News of the resignation was only announced in a terse two-sentence DOI press release, saying that the minister had accepted Mallia’s resignation and “thanked him for the services he gave” during his 15 months in office – a remark that is said to have incensed the former chairman who was explicitly told to resign by Gatt.
Reports in the Malta Labour Party media that the minister decided to get rid of Mallia after the latter refused to appoint as news manager an employee with the Nationalist TV station NET have been neither denied nor confirmed.
However, the minister’s original statement sent to MaltaToday two weeks ago following questions regarding the employment of certain former PBS employees who were given Lm17,000 golden handshakes suggested that Mallia’s fallout was triggered by such decisions.
PBS directors and managers say Mallia had a way of presenting them with decisions he would have taken on his own, putting into question their own input in the massive restructuring exercise that has been going on at the national TV station.

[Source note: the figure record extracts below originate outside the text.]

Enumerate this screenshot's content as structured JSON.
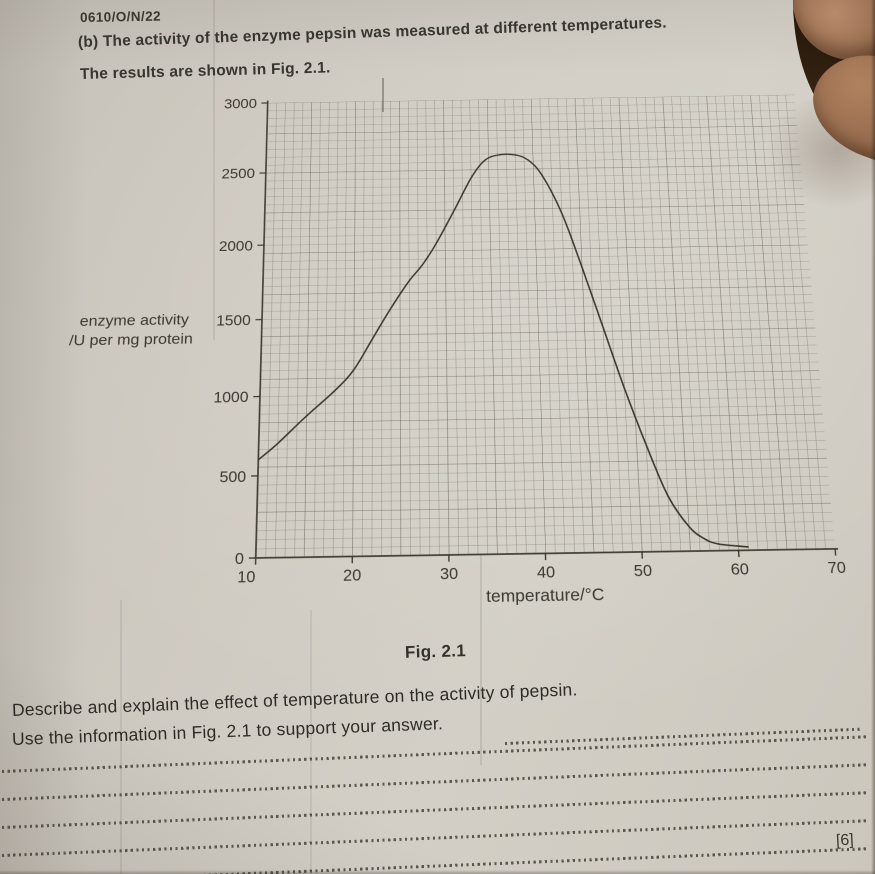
{
  "document": {
    "paper_code": "0610/O/N/22",
    "intro": {
      "line1": "(b) The activity of the enzyme pepsin was measured at different temperatures.",
      "line2": "The results are shown in Fig. 2.1."
    },
    "figure": {
      "caption": "Fig. 2.1",
      "y_axis_label_line1": "enzyme activity",
      "y_axis_label_line2": "/U per mg protein",
      "x_axis_label": "temperature/°C"
    },
    "question": {
      "line1": "Describe and explain the effect of temperature on the activity of pepsin.",
      "line2": "Use the information in Fig. 2.1 to support your answer.",
      "marks": "[6]",
      "answer_line_count": 5
    }
  },
  "chart_data": {
    "type": "line",
    "title": "Fig. 2.1",
    "xlabel": "temperature/°C",
    "ylabel": "enzyme activity /U per mg protein",
    "xlim": [
      10,
      70
    ],
    "ylim": [
      0,
      3000
    ],
    "x_ticks": [
      10,
      20,
      30,
      40,
      50,
      60,
      70
    ],
    "y_ticks": [
      0,
      500,
      1000,
      1500,
      2000,
      2500,
      3000
    ],
    "grid": "fine graph-paper grid, small squares",
    "legend": "none",
    "series": [
      {
        "name": "pepsin activity",
        "points": [
          [
            10,
            600
          ],
          [
            12,
            700
          ],
          [
            15,
            870
          ],
          [
            18,
            1030
          ],
          [
            20,
            1160
          ],
          [
            22,
            1360
          ],
          [
            24,
            1560
          ],
          [
            26,
            1740
          ],
          [
            27.5,
            1850
          ],
          [
            29,
            1990
          ],
          [
            31,
            2210
          ],
          [
            33,
            2440
          ],
          [
            34.5,
            2560
          ],
          [
            36,
            2600
          ],
          [
            38,
            2600
          ],
          [
            39.5,
            2560
          ],
          [
            41,
            2450
          ],
          [
            43,
            2190
          ],
          [
            45,
            1820
          ],
          [
            47,
            1420
          ],
          [
            49,
            1020
          ],
          [
            51,
            660
          ],
          [
            53,
            340
          ],
          [
            55,
            150
          ],
          [
            56.5,
            75
          ],
          [
            58,
            40
          ],
          [
            61,
            20
          ]
        ]
      }
    ],
    "readings": {
      "activity_at_10C": 600,
      "peak_activity": 2600,
      "optimum_temperature_range_C": [
        35,
        39
      ],
      "activity_near_zero_above_C": 58
    }
  },
  "photo": {
    "colors": {
      "paper": "#cfcac1",
      "ink": "#35332c",
      "grid_line": "#4c483f",
      "curve": "#3b3830",
      "skin": "#a0755a",
      "corner_shadow": "#2a1a10"
    },
    "elements": "fingers holding the page at top-right corner"
  }
}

But other decisions that were met with a public outcry, including the decision to scrap Radju Bronja and to shed off some of the most veteran broadcasters, were planned and approved by Gatt himself as part of the restructuring process.
Last August, Fr Borg said in an interview with MaltaToday that “actually, one of the reasons” why he believed the much-criticised restructuring “will work this time round is because of the dynamic presence of Austin Gatt and Michael Mallia.”
The PBS chairmanship has always been a hot seat under the constant preying gaze of Government and Opposition. Now, with staff cut down from 180 to a mere 60 workers, PBS as the national broadcaster is in a worse state than ever and even public broadcasting advocates find it hard to imagine how the station can fulfil its public service obligations under any chairman after Mallia, who was a loose cannon in his own right.